…from the shocked-SHOCKED-to-find-such-a-predictable-use-of-a-bad-law dept
Spain’s government has gotten into the business of regulating speech with predictably awful results. An early adopter of Blues Lives Matter-esque policies, Spain went full police state, passing a law making it a crime to show “disrespect” to law enforcement officers.
The predictable result? The arrest of someone for calling cops “slackers” in a Facebook post.
Spain’s government is either woefully unaware of the negative consequences of laws like this or, worse, likes the negative consequences. After all, it doesn’t hurt Spain’s government beyond a little reputational damage.
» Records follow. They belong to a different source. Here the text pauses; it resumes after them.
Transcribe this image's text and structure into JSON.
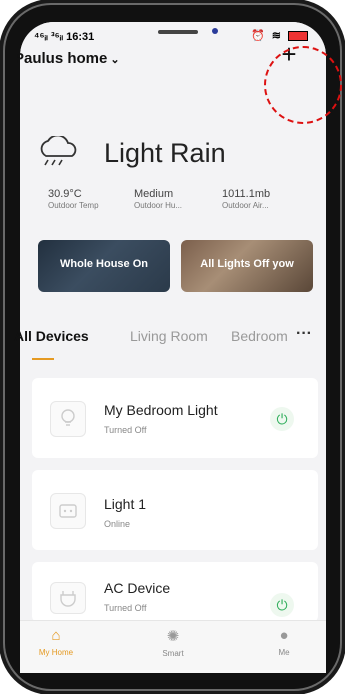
{
  "status_bar": {
    "signal": "⁴⁶ᵢₗ ³⁶ᵢₗ",
    "time": "16:31",
    "icons": "⏰ ≋"
  },
  "header": {
    "home_name": "Paulus home",
    "add_symbol": "+"
  },
  "weather": {
    "condition": "Light Rain",
    "stats": [
      {
        "value": "30.9°C",
        "label": "Outdoor Temp"
      },
      {
        "value": "Medium",
        "label": "Outdoor Hu..."
      },
      {
        "value": "1011.1mb",
        "label": "Outdoor Air..."
      }
    ]
  },
  "scenes": [
    {
      "label": "Whole House On"
    },
    {
      "label": "All Lights Off yow"
    }
  ],
  "tabs": [
    {
      "label": "All Devices"
    },
    {
      "label": "Living Room"
    },
    {
      "label": "Bedroom"
    }
  ],
  "more_symbol": "···",
  "devices": [
    {
      "name": "My Bedroom Light",
      "status": "Turned Off",
      "icon": "bulb-icon",
      "has_power": true
    },
    {
      "name": "Light 1",
      "status": "Online",
      "icon": "switch-icon",
      "has_power": false
    },
    {
      "name": "AC Device",
      "status": "Turned Off",
      "icon": "plug-icon",
      "has_power": true
    }
  ],
  "power_symbol": "⏻",
  "tabbar": [
    {
      "label": "My Home",
      "icon": "home-icon",
      "glyph": "⌂",
      "active": true
    },
    {
      "label": "Smart",
      "icon": "sun-icon",
      "glyph": "✺",
      "active": false
    },
    {
      "label": "Me",
      "icon": "user-icon",
      "glyph": "●",
      "active": false
    }
  ],
  "colors": {
    "accent": "#e59a22",
    "power_green": "#2fae5b",
    "highlight_circle": "#d11111"
  }
}
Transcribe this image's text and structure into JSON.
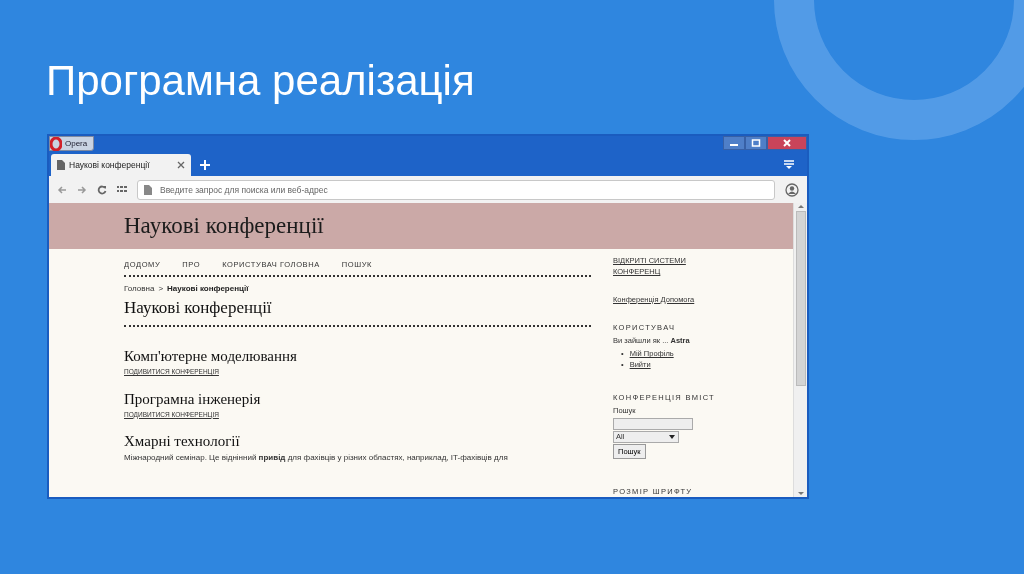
{
  "slide": {
    "title": "Програмна реалізація"
  },
  "browser": {
    "app_button": "Opera",
    "tabs": [
      {
        "label": "Наукові конференції",
        "selected": true
      }
    ],
    "address": {
      "placeholder": "Введите запрос для поиска или веб-адрес"
    }
  },
  "page": {
    "site_title": "Наукові конференції",
    "nav": [
      "ДОДОМУ",
      "ПРО",
      "КОРИСТУВАЧ ГОЛОВНА",
      "ПОШУК"
    ],
    "breadcrumb": [
      {
        "label": "Головна",
        "current": false
      },
      {
        "label": "Наукові конференції",
        "current": true
      }
    ],
    "breadcrumb_separator": ">",
    "heading": "Наукові конференції",
    "conferences": [
      {
        "title": "Комп'ютерне моделювання",
        "link": "ПОДИВИТИСЯ КОНФЕРЕНЦІЯ"
      },
      {
        "title": "Програмна інженерія",
        "link": "ПОДИВИТИСЯ КОНФЕРЕНЦІЯ"
      },
      {
        "title": "Хмарні технології",
        "description": "Міжнародний семінар. Це віднінний **привід** для фахівців у різних областях, наприклад, IT-фахівців для"
      }
    ],
    "sidebar": {
      "links": [
        "ВІДКРИТІ СИСТЕМИ КОНФЕРЕНЦ",
        "Конференція Допомога"
      ],
      "user": {
        "heading": "КОРИСТУВАЧ",
        "logged_in_as": "Ви зайшли як ... **Astra**",
        "links": [
          {
            "bullet": "•",
            "label": "Мій Профіль"
          },
          {
            "bullet": "•",
            "label": "Вийти"
          }
        ]
      },
      "content": {
        "heading": "КОНФЕРЕНЦІЯ ВМІСТ",
        "search_label": "Пошук",
        "scope": "All",
        "button": "Пошук"
      },
      "font_size": {
        "heading": "РОЗМІР ШРИФТУ"
      }
    }
  }
}
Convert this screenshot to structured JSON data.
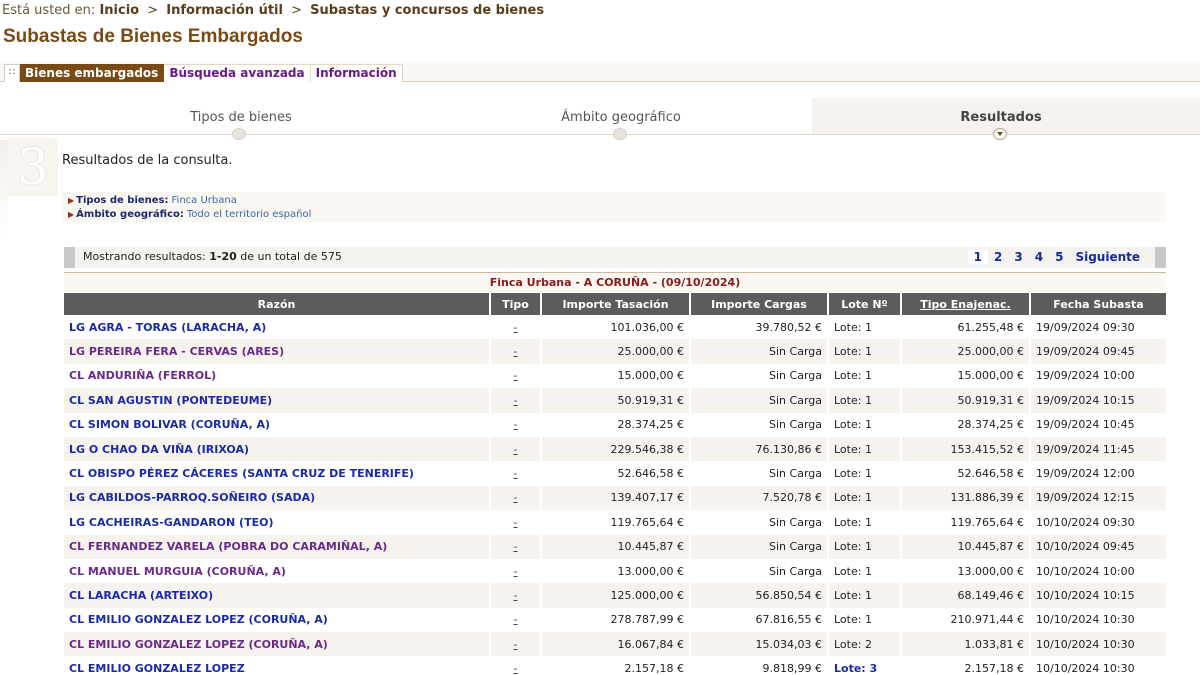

It only hurts residents of Spain.
When you’re already unpopular, thanks to laws like these and suppression of a Catalan independence vote, what difference does it make if you’re known better for shutting down dissent than actually protecting citizens from hateful speech?
One Catalan resident is getting the full “hate speech” rap-and-ride.
A Catalan high school teacher, Manel Riu, appeared in court on Thursday accused of hate speech for his tweets and Facebook posts criticizing Spain, government members and the Guardia Civil police.
Over a hundred people escorted him to court in Tremp, west of Catalonia, where he denied any wrongdoing and asked for the case’s dismissal.
As a Catalan, Riu certainly has reason to criticize the Spanish government. During the last attempted referendum, the Spanish government sent police to seize ballots, voters’ cellphones, and ordered Google to remove a voting location app from the Play store. The evidence against Riu is composed of 119 tweets gathered by the Guardia Civil, Spain’s oldest law enforcement agency — one that blurs the line between playing soldier and playing cop far more often than its US counterparts.
One tweet apparently compared Spain to hell.
“I do not believe in God, neither in the soul, nor in eternal life, nor in heaven, nor in hell … Well, in hell I do believe: hell is Spain.”
The rest are presumably similarly unflattering. Hyperbolic venting by unhappy citizens is to be expected. It also should be protected.
Insulating the government from unhappy citizens never works out well. But that’s how Spain is handling dissent: by sending out the most “police state” wing of its police forces to arrest people for calling Spain figuratively hell.
The crime cited here is a violation of Spain’s hate speech law. But that makes no sense.
Hate speech laws are supposed to protect underprivileged groups who are often targets of derogatory comments. They’re not supposed to protect the powerful from the underprivileged.
The anomalies of hate speech law enforcement are the times they’re actually used the way they should be. (Not that they’re good ideas in the first place, but for the sake of argument…)
Shutting down dissenters and critics of the government is the status quo.